At this Alizeh turned abruptly away, pressing her hands against her stomach.

She felt punctured. Cyrus had said it might be a few months before the devil released him from his arrangement, which meant the grisly, murderous deed need not occur for some time.

In her mind she’d put it off as a bleak task for her future self to manage.

Only now did she realize how cruel it was to have been so cavalier.

For Cyrus, there was no pushing off the darkness for the future. For Cyrus, their wedding was the beginning of his end.

They would marry, and he would lose everything.

She was mortified by the sudden sting in her nose, the knot in her throat. She fought valiantly for self-possession and was uncertain of her success. All these days of managing heartache and fear had worn away at her composure; she had nearly nothing left in the way of defenses. She felt shaken.

Summoning the last vestiges of her pride, she straightened her back, then retrieved the poorly wrapped parcel from its position upon a side table.

She’d labored over this ensemble for countless hours, distracting her disordered mind with every tedious stitch.

She’d poured her heart into its design, had imagined him vividly in its making.

She’d silently wept while cutting the patterns, agonized over every decision with more care than she had for anything she’d made in her life.

She would not keep it.

She carried the bundle across the room with as much detachment as she could summon, which was paltry indeed.

Cyrus took several steps back as she approached.

“You don’t have to wear it,” she said to his throat, his cheek, the elegant curve of his eyebrow. It fairly killed her that he wouldn’t meet her gaze. Her voice was weak, and weakening more with every word. “But I will not keep it. This was meant to be my gift”—she faltered—“my gift t-to you—”

Cyrus quit the room.

He walked away before she’d even finished the sentence, disappearing into the hall without a word, without a sound, without a backward glance.
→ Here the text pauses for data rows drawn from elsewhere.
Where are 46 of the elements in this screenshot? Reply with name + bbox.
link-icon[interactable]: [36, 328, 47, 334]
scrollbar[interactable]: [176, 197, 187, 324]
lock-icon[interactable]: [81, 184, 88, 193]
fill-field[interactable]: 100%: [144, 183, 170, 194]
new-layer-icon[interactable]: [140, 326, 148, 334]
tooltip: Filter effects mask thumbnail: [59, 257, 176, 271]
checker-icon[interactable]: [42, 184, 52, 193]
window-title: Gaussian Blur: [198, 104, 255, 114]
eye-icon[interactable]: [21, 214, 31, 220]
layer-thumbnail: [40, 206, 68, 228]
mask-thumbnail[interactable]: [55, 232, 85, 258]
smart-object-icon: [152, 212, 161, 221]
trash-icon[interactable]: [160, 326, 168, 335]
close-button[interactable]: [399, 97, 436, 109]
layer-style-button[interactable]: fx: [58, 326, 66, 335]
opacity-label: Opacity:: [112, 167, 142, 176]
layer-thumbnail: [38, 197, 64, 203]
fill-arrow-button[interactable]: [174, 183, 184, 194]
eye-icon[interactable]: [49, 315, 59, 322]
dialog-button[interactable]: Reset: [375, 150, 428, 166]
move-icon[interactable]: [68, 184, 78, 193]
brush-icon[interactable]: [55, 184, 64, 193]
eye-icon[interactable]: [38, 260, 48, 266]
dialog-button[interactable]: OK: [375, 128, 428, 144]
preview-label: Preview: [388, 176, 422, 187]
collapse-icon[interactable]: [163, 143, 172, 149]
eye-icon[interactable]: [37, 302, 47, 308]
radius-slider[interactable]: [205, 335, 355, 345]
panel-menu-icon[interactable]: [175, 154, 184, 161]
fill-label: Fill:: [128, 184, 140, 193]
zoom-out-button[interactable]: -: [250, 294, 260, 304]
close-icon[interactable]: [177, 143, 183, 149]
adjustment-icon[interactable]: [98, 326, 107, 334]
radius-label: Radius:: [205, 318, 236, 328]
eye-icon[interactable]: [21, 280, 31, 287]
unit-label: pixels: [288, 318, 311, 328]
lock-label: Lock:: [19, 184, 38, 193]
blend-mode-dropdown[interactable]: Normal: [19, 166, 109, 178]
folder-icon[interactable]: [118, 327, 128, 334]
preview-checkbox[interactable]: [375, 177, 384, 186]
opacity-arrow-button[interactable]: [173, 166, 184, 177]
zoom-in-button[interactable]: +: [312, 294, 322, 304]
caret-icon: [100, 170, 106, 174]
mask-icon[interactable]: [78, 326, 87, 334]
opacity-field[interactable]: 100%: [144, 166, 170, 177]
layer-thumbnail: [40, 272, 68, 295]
Alizeh stood there, struck dumb, the parcel still held out in offering. She knew then, as she felt a single tear roll down her cheek, that her wedding day would be emblazoned in her memory as one of the worst days of her life. And she had known dark days, indeed.

“Are you all right, dear?” came Huda’s tender voice.

She wanted to fall to her knees.

Killing Cyrus was no longer an option but an inevitability. The blood oath had entered them into an inescapable contract that bound them both in a brutal finish. When she finally ended his life, she knew she’d sever something essential in her soul.

When he died, he’d take a part of her with him.

She wished he might take all of her.